For the study, MIR spectra and insemination records were available from 8064 Holstein cows of 19 commercial dairy farms. Three options were studied in the model to classify cows as open or pregnant. In the first option, a novel residual MIR spectrum was used, measuring the difference between the spectrum after an insemination and a spectrum before this insemination at a specific stage during the same lactation. By doing this, it was expected that the MIR signal would be simplified after insemination by removing the effects specific to each cow when being open while preserving the potential pregnancy signal. The second option was exploration of predictions at different stages after insemination, because the stage of gestation is known to influence milk composition. The third option was the use of cow-independent validation because the commonly applied method of random cross-validation has recently been reported to produce overoptimistic results. 

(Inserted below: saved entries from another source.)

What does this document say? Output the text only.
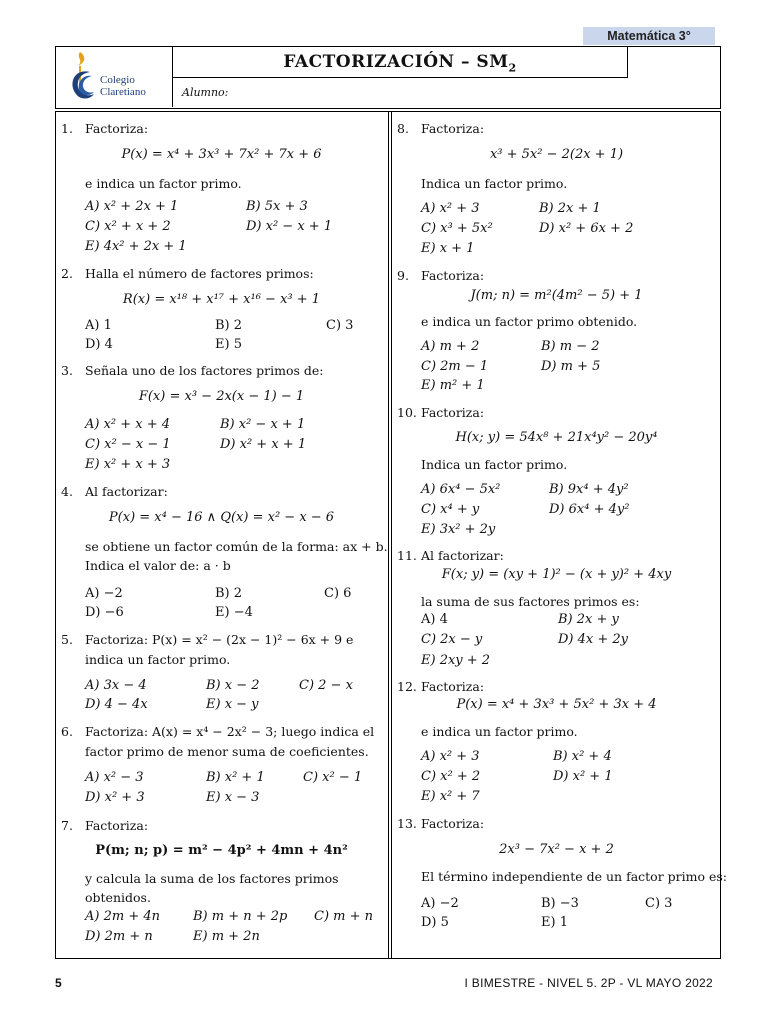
Matemática 3°
Colegio
Claretiano
FACTORIZACIÓN – $SM_2$
Alumno:
1. Factoriza:
P(x) = x⁴ + 3x³ + 7x² + 7x + 6
e indica un factor primo.
A) x² + 2x + 1	B) 5x + 3
C) x² + x + 2	D) x² − x + 1
E) 4x² + 2x + 1
2. Halla el número de factores primos:
R(x) = x¹⁸ + x¹⁷ + x¹⁶ − x³ + 1
A) 1	B) 2	C) 3
D) 4	E) 5
3. Señala uno de los factores primos de:
F(x) = x³ − 2x(x − 1) − 1
A) x² + x + 4	B) x² − x + 1
C) x² − x − 1	D) x² + x + 1
E) x² + x + 3
4. Al factorizar:
P(x) = x⁴ − 16 ∧ Q(x) = x² − x − 6
se obtiene un factor común de la forma: ax + b.
Indica el valor de: a · b
A) −2	B) 2	C) 6
D) −6	E) −4
5. Factoriza: P(x) = x² − (2x − 1)² − 6x + 9 e
indica un factor primo.
A) 3x − 4	B) x − 2	C) 2 − x
D) 4 − 4x	E) x − y
6. Factoriza: A(x) = x⁴ − 2x² − 3; luego indica el
factor primo de menor suma de coeficientes.
A) x² − 3	B) x² + 1	C) x² − 1
D) x² + 3	E) x − 3
7. Factoriza:
P(m; n; p) = m² − 4p² + 4mn + 4n²
y calcula la suma de los factores primos
obtenidos.
A) 2m + 4n	B) m + n + 2p C) m + n
D) 2m + n	E) m + 2n
8. Factoriza:
x³ + 5x² − 2(2x + 1)
Indica un factor primo.
A) x² + 3	B) 2x + 1
C) x³ + 5x²	D) x² + 6x + 2
E) x + 1
9. Factoriza:
J(m; n) = m²(4m² − 5) + 1
e indica un factor primo obtenido.
A) m + 2	B) m − 2
C) 2m − 1	D) m + 5
E) m² + 1
10. Factoriza:
H(x; y) = 54x⁸ + 21x⁴y² − 20y⁴
Indica un factor primo.
A) 6x⁴ − 5x²	B) 9x⁴ + 4y²
C) x⁴ + y	D) 6x⁴ + 4y²
E) 3x² + 2y
11. Al factorizar:
F(x; y) = (xy + 1)² − (x + y)² + 4xy
la suma de sus factores primos es:
A) 4	B) 2x + y
C) 2x − y	D) 4x + 2y
E) 2xy + 2
12. Factoriza:
P(x) = x⁴ + 3x³ + 5x² + 3x + 4
e indica un factor primo.
A) x² + 3	B) x² + 4
C) x² + 2	D) x² + 1
E) x² + 7
13. Factoriza:
2x³ − 7x² − x + 2
El término independiente de un factor primo es:
A) −2	B) −3	C) 3
D) 5	E) 1
5	I BIMESTRE - NIVEL 5. 2P - VL MAYO 2022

For the first option, 6754 MIR spectra were considered. The results, however, showed little ability to detect the pregnancy status, as the area under the receiver operating curve was 0.63 and 0.65 for cross-validation and testing, respectively. The second option, involving 1664 records, aimed to reduce noise in the MIR spectra used as predictors by subtracting a spectrum before insemination (i.e., open spectrum) from the spectrum after insemination. The accuracy was comparable with the first approach, showing no superiority of the method. Given the limited results for these models when using combined data from all stages after insemination, the third option explored separate models at seven stages after insemination comprising 348 to 1566 records each (i.e., progressively greater gestation), with single MIR spectra after insemination as predictors. The models developed here, using data recorded after 150 days of pregnancy, showed promising prediction accuracy with the average value of area under the receiver operating curve of 0.78 and 0.76 obtained through cross-validation and testing, respectively.  

In conclusion, the results of the study showed that milk MIR spectral data collected at different stages after insemination, when used directly or taking a spectral difference, were not sufficient to detect the pregnancy status of dairy cows. However, the models developed using data recorded after 150 days of pregnancy showed promising prediction accuracy. If this can be confirmed using a larger data set and can be done a little earlier, the models could be used as a complementary tool to also detect foetal abortion.